Ocean Trio: Gerald Clayton, Charles Lloyd, Anthony Wilson
Ocean, il 2° capitolo, vede Lloyd affiancato da 2 figli d’arte che ha visto nascere e crescere, avendo militato in entrambe le formazioni dirette dai loro padri: Gerald Clayton, figlio di John, al pianoforte; e Anthony Wilson, figlio di Gerald, alla chitarra. Lo “zio” Charles sa come sfruttare appieno le doti di questi 2 ragazzi protagonisti del jazz odierno: instaurando con loro un rapporto paritario, tessendo un dialogo fatto di stimoli che la coppia riprende e rilancia. Sinergia poetica, potremmo definirla. Sia Gerald, sia Anthony, risultano perfettamente funzionali alla creazione musicale di Lloyd. Sono 2 “giovani leoni“, ma non scalpitano per mettersi in mostra: al contrario, sanno essere discreti, coinvolti e il risultato è quasi commovente.

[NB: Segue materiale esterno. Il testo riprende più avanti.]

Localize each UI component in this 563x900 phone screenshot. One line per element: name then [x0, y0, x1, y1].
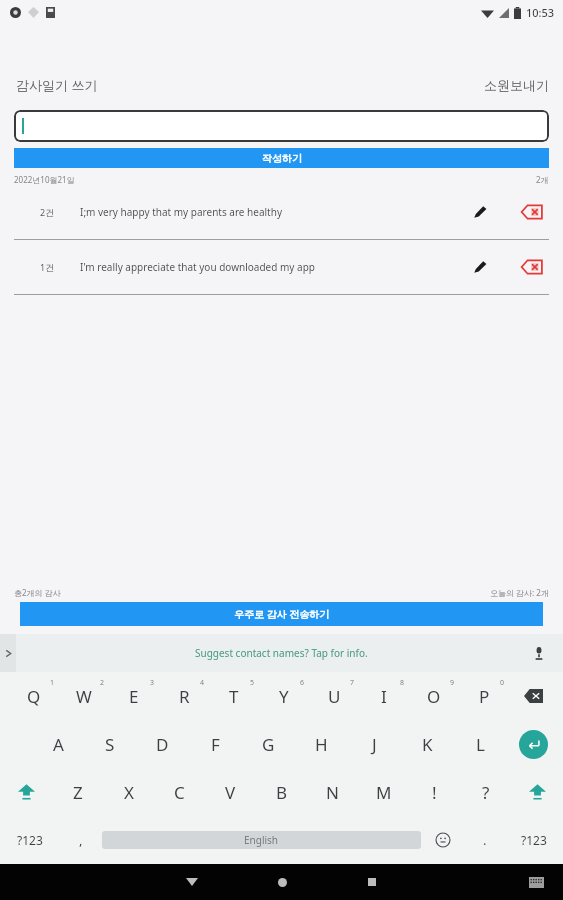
button[interactable]: V: [205, 768, 256, 816]
button[interactable]: ?123: [505, 816, 563, 864]
staticText: K: [422, 733, 433, 756]
button[interactable]: Enter: [507, 720, 559, 768]
button[interactable]: O: [409, 672, 459, 720]
staticText: Q: [27, 685, 41, 708]
button[interactable]: Delete: [515, 195, 549, 229]
staticText: B: [276, 781, 288, 804]
staticText: I: [381, 685, 387, 708]
staticText: 2: [100, 678, 105, 688]
staticText: ?: [482, 781, 490, 804]
staticText: 감사일기 쓰기: [16, 76, 98, 94]
staticText: 1건: [40, 261, 55, 273]
staticText: Y: [279, 685, 289, 708]
staticText: 10:53: [526, 5, 555, 20]
button[interactable]: Z: [52, 768, 103, 816]
button[interactable]: Edit: [463, 195, 497, 229]
button[interactable]: 작성하기: [14, 148, 549, 168]
staticText: 1: [50, 678, 55, 688]
staticText: 9: [450, 678, 455, 688]
button[interactable]: Delete: [515, 250, 549, 284]
button[interactable]: Home: [268, 868, 296, 896]
button[interactable]: M: [358, 768, 409, 816]
staticText: 4: [200, 678, 205, 688]
button[interactable]: 소원보내기: [484, 77, 549, 93]
button[interactable]: Edit: [463, 250, 497, 284]
button[interactable]: S: [84, 720, 136, 768]
button[interactable]: I: [359, 672, 409, 720]
staticText: T: [229, 685, 239, 708]
staticText: 3: [150, 678, 155, 688]
button[interactable]: F: [189, 720, 242, 768]
staticText: X: [124, 781, 134, 804]
button[interactable]: ?123: [0, 816, 60, 864]
button[interactable]: Change keyboard: [523, 869, 549, 895]
button[interactable]: Voice input: [529, 643, 549, 663]
staticText: 8: [400, 678, 405, 688]
button[interactable]: D: [136, 720, 189, 768]
staticText: W: [76, 685, 92, 708]
button[interactable]: Recent apps: [358, 868, 386, 896]
button[interactable]: R: [159, 672, 209, 720]
button[interactable]: Q: [8, 672, 59, 720]
staticText: C: [174, 781, 185, 804]
button[interactable]: [14, 110, 549, 142]
button[interactable]: H: [295, 720, 348, 768]
staticText: G: [262, 733, 275, 756]
staticText: J: [372, 733, 377, 756]
staticText: I'm really appreciate that you downloade…: [80, 260, 463, 274]
button[interactable]: ,: [60, 816, 102, 864]
button[interactable]: 우주로 감사 전송하기: [20, 602, 543, 626]
staticText: ?123: [521, 832, 547, 848]
staticText: E: [129, 685, 139, 708]
button[interactable]: Backspace: [509, 672, 557, 720]
staticText: 2022년10월21일: [14, 174, 75, 185]
button[interactable]: K: [401, 720, 454, 768]
button[interactable]: X: [103, 768, 154, 816]
button[interactable]: Back: [178, 868, 206, 896]
staticText: R: [179, 685, 190, 708]
staticText: O: [427, 685, 441, 708]
button[interactable]: .: [465, 816, 505, 864]
staticText: 우주로 감사 전송하기: [234, 607, 330, 621]
staticText: 2건: [40, 206, 55, 218]
button[interactable]: C: [154, 768, 205, 816]
button[interactable]: 2건: [14, 185, 549, 239]
staticText: 7: [350, 678, 355, 688]
button[interactable]: Expand suggestions: [0, 634, 16, 672]
button[interactable]: Emoji: [421, 816, 465, 864]
button[interactable]: L: [454, 720, 507, 768]
staticText: 5: [250, 678, 255, 688]
button[interactable]: A: [32, 720, 84, 768]
button[interactable]: P: [459, 672, 509, 720]
button[interactable]: Shift: [511, 768, 563, 816]
staticText: 0: [500, 678, 505, 688]
button[interactable]: E: [109, 672, 159, 720]
button[interactable]: Suggest contact names? Tap for info.: [195, 646, 368, 660]
staticText: L: [476, 733, 485, 756]
staticText: A: [53, 733, 64, 756]
button[interactable]: Shift: [0, 768, 52, 816]
staticText: I;m very happy that my parents are healt…: [80, 205, 463, 219]
button[interactable]: English: [102, 816, 421, 864]
button[interactable]: U: [309, 672, 359, 720]
button[interactable]: T: [209, 672, 259, 720]
button[interactable]: !: [409, 768, 460, 816]
button[interactable]: Y: [259, 672, 309, 720]
staticText: 2개: [536, 174, 549, 185]
button[interactable]: J: [348, 720, 401, 768]
staticText: 총2개의 감사: [14, 587, 61, 598]
button[interactable]: G: [242, 720, 295, 768]
button[interactable]: ?: [460, 768, 511, 816]
staticText: M: [376, 781, 392, 804]
button[interactable]: 1건: [14, 240, 549, 294]
button[interactable]: W: [59, 672, 109, 720]
button[interactable]: N: [307, 768, 358, 816]
staticText: ?123: [17, 832, 43, 848]
button[interactable]: B: [256, 768, 307, 816]
staticText: 오늘의 감사: 2개: [490, 587, 549, 598]
staticText: S: [105, 733, 115, 756]
staticText: P: [479, 685, 490, 708]
button[interactable]: 감사일기 쓰기: [16, 76, 98, 94]
staticText: 작성하기: [262, 152, 302, 165]
staticText: D: [156, 733, 169, 756]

Ascoltate The Lonely One e non potrete che perdervi nel pianismo sognante e lirico di Clayton; oppure Kuan Yin che vede i 3 rincorrersi, stimolarsi, inseguirsi dando vita a 1 dei più bei brani di questo 2022 che si sta per concludere. Charles Lloyd ama definirsi ancora un “principiante “, come la mente nella filosofia Zen. Pur avendo decenni di carriera alle spalle non smette di emozionarsi, di sperimentare, di incuriosirsi. Esattamente come dovrebbe fare il jazz. Perciò, la lezione di questo Maestro va ascoltata prestando la massima attenzione.